When she stopped spinning, there was Tom.
He was waiting in the car. The awkwardness of that day at the aquarium had faded like breath on glass. Too much had been survived and there was too much to do, a web of paperwork and requirements to start a life in this Out There, that without him, she would not have known how to build.
She had spent a few nights in the spare room in his small flat in the city but soon there would be money from a fund her father had left her and some from her mother too, hidden in the House. That money would allow her to decide where she wanted to live … and not have to share a bathroom with a man she had tried to snog. She had thought that she would like the city apartment block where he lived in the bay, big windows with a view of the boats, giving the illusion that the polluted streets and roads behind them were not there.
At night though, when she tried to sleep, she could hear people moving in the upstairs flat – footsteps on tiles, blurred voices, snatches of music. It made her feel haunted and she slept badly, the voices and footsteps and music leaking into her dreams. Those big windows let in too much light so it gave her a headache, and she might not have been able to see the roads and the traffic and the litter and smoke, but they were there all the same.
She stayed inside a lot.
Esther peered through the window of the door where she currently stood. It reminded her a bit of the door in the House with its metal trims and the heaviness of it. Inside was a room with a hospital bed and a side table under a window where there was a vase of tulips, their heads already drooping in the warmth.
In the bed was Adam.
Visiting had felt like the thing to do. He was her uncle. He had spent years trying to find his brother, her father, and he had succeeded.
He had broken apart her crab-shell world.

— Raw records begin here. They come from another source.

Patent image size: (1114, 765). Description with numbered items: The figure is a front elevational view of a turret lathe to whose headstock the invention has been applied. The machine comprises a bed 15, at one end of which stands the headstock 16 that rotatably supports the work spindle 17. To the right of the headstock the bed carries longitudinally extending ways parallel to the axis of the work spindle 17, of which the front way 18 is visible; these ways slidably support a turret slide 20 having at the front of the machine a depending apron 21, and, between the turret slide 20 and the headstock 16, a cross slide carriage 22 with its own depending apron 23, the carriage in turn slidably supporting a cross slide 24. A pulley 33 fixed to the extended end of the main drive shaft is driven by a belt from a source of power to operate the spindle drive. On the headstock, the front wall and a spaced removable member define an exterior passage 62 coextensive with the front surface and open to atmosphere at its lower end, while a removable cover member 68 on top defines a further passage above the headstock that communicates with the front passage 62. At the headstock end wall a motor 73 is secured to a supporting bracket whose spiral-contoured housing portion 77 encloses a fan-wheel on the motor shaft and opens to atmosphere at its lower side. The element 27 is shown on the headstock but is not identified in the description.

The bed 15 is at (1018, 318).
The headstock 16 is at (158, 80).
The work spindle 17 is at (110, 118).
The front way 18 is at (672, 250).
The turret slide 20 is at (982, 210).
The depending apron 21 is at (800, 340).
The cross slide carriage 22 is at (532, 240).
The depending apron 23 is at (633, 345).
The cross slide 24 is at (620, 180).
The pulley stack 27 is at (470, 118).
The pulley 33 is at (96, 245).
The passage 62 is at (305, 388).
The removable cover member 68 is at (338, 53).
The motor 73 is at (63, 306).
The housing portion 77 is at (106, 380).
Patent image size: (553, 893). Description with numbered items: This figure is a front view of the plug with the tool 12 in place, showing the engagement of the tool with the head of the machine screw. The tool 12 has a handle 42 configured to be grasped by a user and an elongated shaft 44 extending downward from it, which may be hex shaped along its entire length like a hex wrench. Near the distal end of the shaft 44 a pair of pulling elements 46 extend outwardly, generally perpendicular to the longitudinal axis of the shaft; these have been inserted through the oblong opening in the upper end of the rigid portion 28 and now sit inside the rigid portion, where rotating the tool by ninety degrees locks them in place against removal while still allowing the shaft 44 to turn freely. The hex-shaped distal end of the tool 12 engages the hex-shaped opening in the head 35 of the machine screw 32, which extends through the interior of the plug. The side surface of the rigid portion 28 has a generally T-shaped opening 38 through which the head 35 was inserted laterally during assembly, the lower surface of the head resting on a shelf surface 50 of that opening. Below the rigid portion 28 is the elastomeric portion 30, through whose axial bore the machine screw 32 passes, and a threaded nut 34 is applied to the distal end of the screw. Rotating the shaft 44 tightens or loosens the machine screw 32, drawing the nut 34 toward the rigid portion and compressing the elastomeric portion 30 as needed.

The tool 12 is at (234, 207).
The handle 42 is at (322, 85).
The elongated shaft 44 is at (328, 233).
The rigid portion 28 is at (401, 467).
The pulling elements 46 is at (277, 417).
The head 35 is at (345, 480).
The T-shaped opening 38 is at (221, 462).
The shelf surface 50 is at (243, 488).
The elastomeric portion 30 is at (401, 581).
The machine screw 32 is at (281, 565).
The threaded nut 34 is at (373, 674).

She could only see the back of his head, that silver hair, the bulk of him under a blue blanket and white hospital sheet. The smell of bleach was overpowering in the corridor but only barely concealed a hint of something rotten underneath.
He turned.
Esther gasped as he gazed at her. She had to go in now, she thought, her hand flat against the door, except she made no move to push on it, unable to drag her eyes away from him. She couldn’t read his expression – probably there was no expression for this moment, nothing that could completely convey the pain and guilt and anger and sadness. Facial muscles weren’t up to the job. Perhaps he wasn’t even seeing her, too drugged up on painkillers to realise that she was really there and not a figment of his imagination.
Esther willed herself to push her hand and open the door.
He stared at her some more and though the expression was difficult to read she could see it wasn’t pleasure to see her washing over his face. Maybe that would never come, even if they did manage to forge some kind of relationship. Every time they saw each other, the pain would needle first and they would have to grit their teeth to get through it before any other emotion could nudge in.
Esther turned from the door.
She could almost hear the sigh that breathed softly against her neck and she shook her head as she walked to the main entrance. No. Not her today either. Ever since she had left her mother’s body cooling in the darkness she had had a tingling feeling in her head that she was only a step behind her – that if she turned fast enough then she would see her standing there, arms crossed, shabby cardigan, fierce stare.